The data indicates a significant difference between location (inside/outside) of the tissue. An interesting finding, relevant for the interpretation of the results.
ANOSIM Results (p-values without multiple-hypothesis correction)

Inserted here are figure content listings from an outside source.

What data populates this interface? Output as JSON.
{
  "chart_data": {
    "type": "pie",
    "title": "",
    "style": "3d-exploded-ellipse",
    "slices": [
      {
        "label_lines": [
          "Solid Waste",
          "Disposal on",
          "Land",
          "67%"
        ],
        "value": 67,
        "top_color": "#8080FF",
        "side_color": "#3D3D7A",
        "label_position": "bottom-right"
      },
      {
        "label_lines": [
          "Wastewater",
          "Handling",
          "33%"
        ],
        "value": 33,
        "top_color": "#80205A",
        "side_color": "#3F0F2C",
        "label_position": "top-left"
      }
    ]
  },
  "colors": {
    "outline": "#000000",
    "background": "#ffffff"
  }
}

Tissue : R = 0.53, p = 0.001
Treatment : R = 0.28, p = 0.001
Treatment no Seeds : R = 0.40, p = 0.001
Treatment-Tissue : R = 0.78, p = 0.001
Inside/outside : R = 0.51, p = 0.001Table 1: Pairwise - Unweigthed UniFrac
| Comparison | Df | SumsOfSqs | F.Model | R2 | p.value | p.adjusted | sig |
|---|---|---|---|---|---|---|---|
| H-Stem vs C-Stem | 1 | 0.5785735 | 3.4661078 | 0.36615976 | 0.030 | 0.04096552 | . |
| H-StemEnd vs C-StemEnd | 1 | 0.5630496 | 3.0985516 | 0.34055438 | 0.030 | 0.04096552 | . |
| H-Peel vs C-Peel | 1 | 0.5117392 | 2.2376209 | 0.27163436 | 0.032 | 0.04096552 | . |
| H-FruitPulp vs C-FruitPulp | 1 | 0.6023229 | 3.0952419 | 0.34031441 | 0.030 | 0.04096552 | . |
| H-Seeds vs C-Seeds | 1 | 0.3455386 | 1.3945509 | 0.18859170 | 0.061 | 0.06493548 | |
| H-CalyxEnd vs C-CalyxEnd | 1 | 0.3542998 | 1.6847801 | 0.21923596 | 0.063 | 0.06600000 |
Table 2: Pairwise - Weigthed UniFrac
| Comparison | Df | SumsOfSqs | F.Model | R2 | p.value | p.adjusted | sig |
|---|---|---|---|---|---|---|---|
| H-Stem vs C-Stem | 1 | 0.1866470 | 3.3325662 | 0.35709001 | 0.025 | 0.05250000 | NS |
| H-StemEnd vs C-StemEnd | 1 | 0.1871960 | 2.8463682 | 0.32175557 | 0.026 | 0.05250000 | NS |
| H-Peel vs C-Peel | 1 | 0.5025782 | 10.6873377 | 0.64044594 | 0.022 | 0.05250000 | NS |
| H-FruitPulp vs C-FruitPulp | 1 | 0.7930154 | 30.1887011 | 0.83420239 | 0.034 | 0.05250000 | NS |
| H-Seeds vs C-Seeds | 1 | 0.3537613 | 3.6847942 | 0.38047212 | 0.143 | 0.15472131 | NS |
| H-CalyxEnd vs C-CalyxEnd | 1 | 0.1389192 | 1.1419600 | 0.15989449 | 0.197 | 0.20315625 | NS |
Maybe a hierarchical clustering can help to better understand data structure.